C’est le début de deux saisons et demie de coups de génie sur courant alternatif et de quête du poste parfait, comme un Graal que le Meazza ne trouvera jamais. Kova enfile sans pression le numéro 10 de Sneijder, et est installé devant la défense par Andrea Stramaccioni. Largué sur la scène nationale, l’Inter finira neuvième avec la décence de laisser grandir son diamant croate.

Amoureux éperdu du joueur, Strama ne peut que le mettre sur le terrain.  » C’est un milieu intérieur extraordinaire dans un milieu à trois « , affirme aujourd’hui le jeune coach italien.  » Il a le don rarissime d’effacer un homme en un-contre-un pour créer une supériorité numérique « . Loin du but, Mateo tire peu (0,5 tir par match) mais élimine beaucoup (4,4 dribbles) et casse les lignes adverses à la manière de Luka Modric, son aîné et idole.

Quitte à s’attirer les foudres de certains tifosi quand il en fait trop.  » Parfois, il m’arrive de me rater parce que je pense à me divertir sur le terrain avant de penser au résultat « ,s’excuse presque le Croate. Pardonné, parce que Il Capitano Zanetti a rendu une sentence sans appel :  » Je n’ai pas vu de talent plus prometteur depuis Ronaldo « .

UN HAMSIK SUR LE BANC

Quand Walter Mazzarri débarque avec son 3-5-2 et ses idées musclées au coeur du jeu, on se demande si Kovacic aura la moindre chance d’être son Gokhan Inler en bleu et noir. Mais le projet de WM pour son numéro 10 est bien plus ambitieux :  » Kovacic sera mon Hamsik « .

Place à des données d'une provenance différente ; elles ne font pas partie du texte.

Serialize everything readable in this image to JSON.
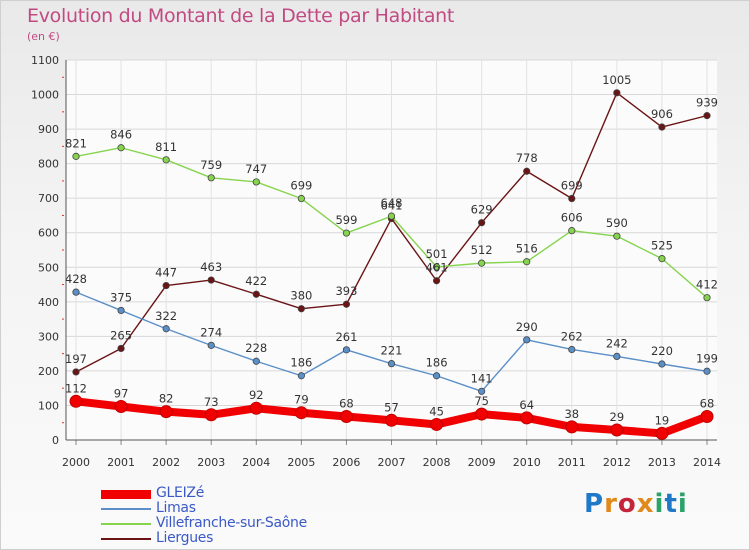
{
  "title": "Evolution du Montant de la Dette par Habitant",
  "unit": "(en €)",
  "logo": [
    "P",
    "r",
    "o",
    "x",
    "i",
    "t",
    "i"
  ],
  "logo_colors": [
    "#1f78c8",
    "#e08a1c",
    "#c3253a",
    "#e08a1c",
    "#2aa36a",
    "#1f78c8",
    "#2aa36a"
  ],
  "chart_data": {
    "type": "line",
    "x": [
      "2000",
      "2001",
      "2002",
      "2003",
      "2004",
      "2005",
      "2006",
      "2007",
      "2008",
      "2009",
      "2010",
      "2011",
      "2012",
      "2013",
      "2014"
    ],
    "ylim": [
      0,
      1100
    ],
    "yticks": [
      0,
      100,
      200,
      300,
      400,
      500,
      600,
      700,
      800,
      900,
      1000,
      1100
    ],
    "grid": true,
    "legend_position": "bottom-left",
    "series": [
      {
        "name": "GLEIZé",
        "color": "#f00000",
        "values": [
          112,
          97,
          82,
          73,
          92,
          79,
          68,
          57,
          45,
          75,
          64,
          38,
          29,
          19,
          68
        ]
      },
      {
        "name": "Limas",
        "color": "#5a8fc7",
        "values": [
          428,
          375,
          322,
          274,
          228,
          186,
          261,
          221,
          186,
          141,
          290,
          262,
          242,
          220,
          199
        ]
      },
      {
        "name": "Villefranche-sur-Saône",
        "color": "#86d44e",
        "values": [
          821,
          846,
          811,
          759,
          747,
          699,
          599,
          648,
          501,
          512,
          516,
          606,
          590,
          525,
          412
        ]
      },
      {
        "name": "Liergues",
        "color": "#6a1416",
        "values": [
          197,
          265,
          447,
          463,
          422,
          380,
          393,
          641,
          461,
          629,
          778,
          699,
          1005,
          906,
          939
        ]
      }
    ]
  }
}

Trop haut sur le terrain, trop souvent dos au but, Mateo ne casse plus les lignes ni les reins. GiovanniTrapattoni a beau le décrire comme un hybride improbable,  » un mélange entre Kaka et ClarenceSeedorf « , la créature passe beaucoup de temps sur le banc de l’Inter, dans un rôle de spectateur  » privilégié  » pour voir ZdravkoKuzmanovic et SaphirTaïder enchaîner les mauvais choix au milieu.

Les supporters nerazzurri, en conflit ouvert avec leur coach, débarquent même au centre d’entraînement de l’Inter avec une banderole #SaveKovacic. Et ce slogan empli d’amour désespéré :  » Fais-le au moins jouer les matches d’entraînement « .

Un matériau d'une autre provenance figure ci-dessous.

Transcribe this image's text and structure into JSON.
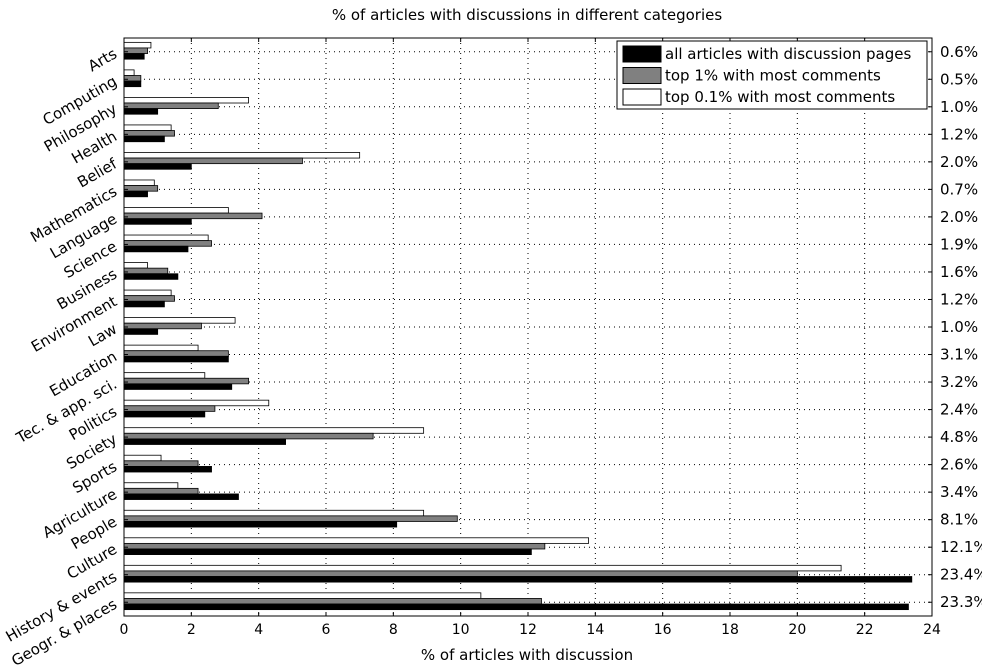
{
  "chart_data": {
    "type": "bar",
    "orientation": "horizontal",
    "title": "% of articles with discussions in different categories",
    "xlabel": "% of articles with discussion",
    "ylabel": "",
    "xlim": [
      0,
      24
    ],
    "xticks": [
      0,
      2,
      4,
      6,
      8,
      10,
      12,
      14,
      16,
      18,
      20,
      22,
      24
    ],
    "grid": true,
    "legend_position": "top-right",
    "categories": [
      "Arts",
      "Computing",
      "Philosophy",
      "Health",
      "Belief",
      "Mathematics",
      "Language",
      "Science",
      "Business",
      "Environment",
      "Law",
      "Education",
      "Tec. & app. sci.",
      "Politics",
      "Society",
      "Sports",
      "Agriculture",
      "People",
      "Culture",
      "History & events",
      "Geogr. & places"
    ],
    "right_labels": [
      "0.6%",
      "0.5%",
      "1.0%",
      "1.2%",
      "2.0%",
      "0.7%",
      "2.0%",
      "1.9%",
      "1.6%",
      "1.2%",
      "1.0%",
      "3.1%",
      "3.2%",
      "2.4%",
      "4.8%",
      "2.6%",
      "3.4%",
      "8.1%",
      "12.1%",
      "23.4%",
      "23.3%"
    ],
    "series": [
      {
        "name": "all articles with discussion pages",
        "color": "#000000",
        "values": [
          0.6,
          0.5,
          1.0,
          1.2,
          2.0,
          0.7,
          2.0,
          1.9,
          1.6,
          1.2,
          1.0,
          3.1,
          3.2,
          2.4,
          4.8,
          2.6,
          3.4,
          8.1,
          12.1,
          23.4,
          23.3
        ]
      },
      {
        "name": "top 1% with most comments",
        "color": "#808080",
        "values": [
          0.7,
          0.5,
          2.8,
          1.5,
          5.3,
          1.0,
          4.1,
          2.6,
          1.3,
          1.5,
          2.3,
          3.1,
          3.7,
          2.7,
          7.4,
          2.2,
          2.2,
          9.9,
          12.5,
          20.0,
          12.4
        ]
      },
      {
        "name": "top 0.1% with most comments",
        "color": "#ffffff",
        "values": [
          0.8,
          0.3,
          3.7,
          1.4,
          7.0,
          0.9,
          3.1,
          2.5,
          0.7,
          1.4,
          3.3,
          2.2,
          2.4,
          4.3,
          8.9,
          1.1,
          1.6,
          8.9,
          13.8,
          21.3,
          10.6
        ]
      }
    ]
  }
}
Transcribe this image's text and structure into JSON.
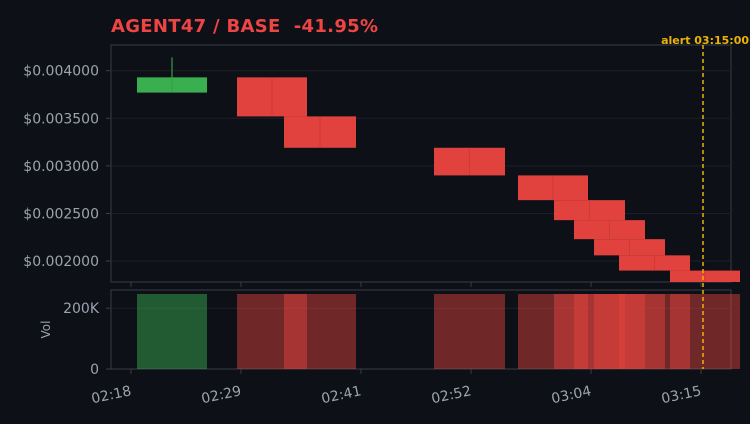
{
  "header": {
    "pair": "AGENT47 / BASE",
    "change": "-41.95%"
  },
  "colors": {
    "up": "#3cb552",
    "down": "#e8443f",
    "alert": "#eab308",
    "background": "#0e1017",
    "panel_border": "#3a3d46",
    "grid": "#1c1f27",
    "text": "#9ca3af"
  },
  "chart_data": {
    "type": "candlestick",
    "price_axis": {
      "ticks": [
        0.004,
        0.0035,
        0.003,
        0.0025,
        0.002
      ],
      "tick_labels": [
        "$0.004000",
        "$0.003500",
        "$0.003000",
        "$0.002500",
        "$0.002000"
      ],
      "ylim": [
        0.00178,
        0.00427
      ]
    },
    "volume_axis": {
      "label": "Vol",
      "ticks": [
        200000,
        0
      ],
      "tick_labels": [
        "200K",
        "0"
      ],
      "ylim": [
        0,
        260000
      ]
    },
    "time_axis": {
      "tick_labels": [
        "02:18",
        "02:29",
        "02:41",
        "02:52",
        "03:04",
        "03:15"
      ],
      "tick_minutes": [
        138,
        149,
        161,
        172,
        184,
        195
      ],
      "xlim_minutes": [
        136,
        198
      ]
    },
    "candles": [
      {
        "t0": 138.6,
        "t1": 145.6,
        "open": 0.00377,
        "close": 0.00393,
        "high": 0.00414,
        "low": 0.00377,
        "volume": 250000
      },
      {
        "t0": 148.6,
        "t1": 155.6,
        "open": 0.00393,
        "close": 0.00352,
        "high": 0.00393,
        "low": 0.00352,
        "volume": 250000
      },
      {
        "t0": 153.3,
        "t1": 160.5,
        "open": 0.00352,
        "close": 0.00319,
        "high": 0.00352,
        "low": 0.00319,
        "volume": 250000
      },
      {
        "t0": 168.3,
        "t1": 175.4,
        "open": 0.00319,
        "close": 0.0029,
        "high": 0.00319,
        "low": 0.0029,
        "volume": 250000
      },
      {
        "t0": 176.7,
        "t1": 183.7,
        "open": 0.0029,
        "close": 0.00264,
        "high": 0.0029,
        "low": 0.00264,
        "volume": 250000
      },
      {
        "t0": 180.3,
        "t1": 187.4,
        "open": 0.00264,
        "close": 0.00243,
        "high": 0.00264,
        "low": 0.00243,
        "volume": 250000
      },
      {
        "t0": 182.3,
        "t1": 189.4,
        "open": 0.00243,
        "close": 0.00223,
        "high": 0.00243,
        "low": 0.00223,
        "volume": 250000
      },
      {
        "t0": 184.3,
        "t1": 191.4,
        "open": 0.00223,
        "close": 0.00206,
        "high": 0.00223,
        "low": 0.00206,
        "volume": 250000
      },
      {
        "t0": 186.8,
        "t1": 193.9,
        "open": 0.00206,
        "close": 0.0019,
        "high": 0.00206,
        "low": 0.0019,
        "volume": 250000
      },
      {
        "t0": 191.9,
        "t1": 198.9,
        "open": 0.0019,
        "close": 0.00178,
        "high": 0.0019,
        "low": 0.00178,
        "volume": 250000
      }
    ],
    "alert": {
      "time_minutes": 195.2,
      "label": "alert 03:15:00"
    },
    "grid": true,
    "legend": "none"
  }
}
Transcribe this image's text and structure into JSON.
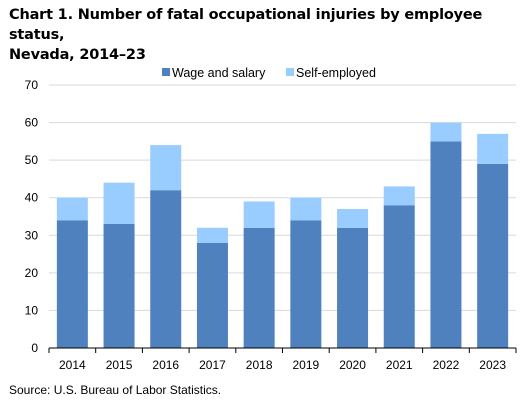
{
  "title_line1": "Chart 1. Number of fatal occupational injuries by employee status,",
  "title_line2": "Nevada, 2014–23",
  "source": "Source: U.S. Bureau of Labor Statistics.",
  "chart_data": {
    "type": "bar",
    "stacked": true,
    "categories": [
      "2014",
      "2015",
      "2016",
      "2017",
      "2018",
      "2019",
      "2020",
      "2021",
      "2022",
      "2023"
    ],
    "series": [
      {
        "name": "Wage and salary",
        "color": "#4e81bd",
        "values": [
          34,
          33,
          42,
          28,
          32,
          34,
          32,
          38,
          55,
          49
        ]
      },
      {
        "name": "Self-employed",
        "color": "#99ccff",
        "values": [
          6,
          11,
          12,
          4,
          7,
          6,
          5,
          5,
          5,
          8
        ]
      }
    ],
    "yticks": [
      0,
      10,
      20,
      30,
      40,
      50,
      60,
      70
    ],
    "ylim": [
      0,
      70
    ],
    "grid": true,
    "legend": "top-center"
  }
}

La saison mazzarrienne est terriblement longue pour Kovacic, trop rarement en pleine lumière. Comme pour remercier le Capitano pour ses compliments, le Croate récite sa plus belle partition nerazzurra face à la Lazio, pour le dernier match de Javier Zanetti au Meazza. Passes de l’extérieur du pied, roulettes insaisissables et dribbles de top model : Mateo ne sait toujours pas où il joue, mais est un acteur indispensable pour les matches de gala.

MANCINI L’INSATISFAIT

Troisième saison, et troisième entraîneur. Au tour de Roberto Mancini de trouver une position viable dans son onze pour Kova. En losange puis en 4-3-3, le Mancio teste son numéro 10 en trequartista et même sur l’aile dans un derby insipide :  » Il a des qualités techniques importantes, il est jeune et il peut jouer partout. Il ne doit pas se limiter à un seul poste « .

Mancini exige plus de vitesse et moins de touches de balle. Plus près du but adverse, Mateo tire plus souvent (1,2 par match) mais finit presque par oublier de dribbler (2,6 par rencontre). Et quand il sauve l’Inter d’une volée majestueuse face à la Lazio, les compliments du Mancio sont étouffés par un reproche :  » Mateo ne doit pas jouer un seul bon match, il doit en jouer trente « .

Pointé du doigt pour un jeu trop insouciant pour être italien, le génie des Balkans trouve du réconfort dans les paroles de ses compatriotes :  » Il n’a que 21 ans, ce n’est pas l’âge de la continuité « , déclare Milan Rapaic dans les colonnes de la Gazzetta.  » Pour moi, il est comme RobertoBaggio, il a besoin de liberté pour bouger derrière les attaquants « .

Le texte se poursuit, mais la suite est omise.